В середине октября погода стояла хорошая, и я потерял много рабочих часов, слушая, как официант вспоминает о временах безудержного патриотизма во время войны за Мальвинские острова, когда кафе пришлось переименовать в «Танико», и перечисляет все случаи, когда Борхес заходил сюда выпить рюмку хереса, а Эрнесто Сабато садился как раз за столик, за которым сижу сейчас я, и писал здесь первые страницы романа «О героях и могилах». Я знал, что рассказы официанта — это мифы для иностранцев, что Сабато незачем было отправляться писать так далеко, когда он располагал уютным кабинетом за пределами города, в Санто-Лугарес, и там была обширная библиотека, к которой писатель мог обращаться в поисках вдохновения. Чтобы не мучиться сомнениями, я никогда больше не садился за этот столик.

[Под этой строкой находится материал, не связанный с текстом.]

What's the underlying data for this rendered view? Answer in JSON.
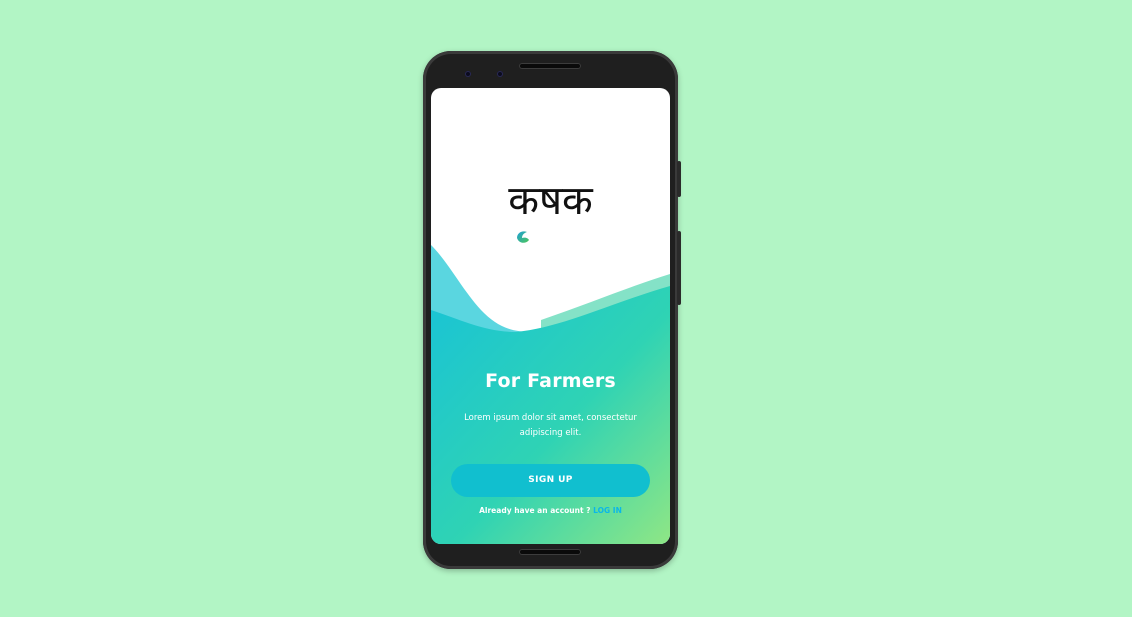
{
  "app": {
    "logo_text": "कषक",
    "logo_mark_icon": "leaf-icon"
  },
  "hero": {
    "title": "For Farmers",
    "subtitle": "Lorem ipsum dolor sit amet, consectetur adipiscing elit."
  },
  "actions": {
    "signup_label": "SIGN UP",
    "account_prompt": "Already have an account ?",
    "login_label": "LOG IN"
  },
  "colors": {
    "background": "#b2f5c5",
    "gradient_start": "#19c3d6",
    "gradient_end": "#8fe685",
    "button": "#11bfcf",
    "login_link": "#0ab7e8"
  }
}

Тукуман опоздал на полчаса. Я в то время не расставался с моим экземпляром «Антологии» — любой антиквар выложил бы тогда за него пятьсот долларов — и парой книжек по истории постколониальной эпохи, с помощью которых собирался изучить отражение национального чувства в танго, которое упоминал Борхес. Впрочем, в ночные часы мое внимание было крайне непостоянным, перелетая с кувшинов пива «Кильмес кристал» на двойной джин, который заказывали клиенты, или на фланговую атаку черного короля на шахматной доске, за которой сражались два одиноких старика. Я вернулся в себя после этих блужданий, только когда Тукуман сунул мне под нос бутафорский шарик размером с мячик для пинг-понга; тот напоминал игрушку на рождественской елке. Вся его поверхность была составлена из маленьких зеркалец, иногда цветных, и сверкала, отражая свет лампочек.
Алеп — он вроде этого, да? Тукуман прямо раздувался от гордости.
Возможно, получился неплохой сувенир для простачков. Отдельные детали совпадали с описанием Борхеса: это был маленький переливчатый шар, однако он не сверкал невыносимым блеском.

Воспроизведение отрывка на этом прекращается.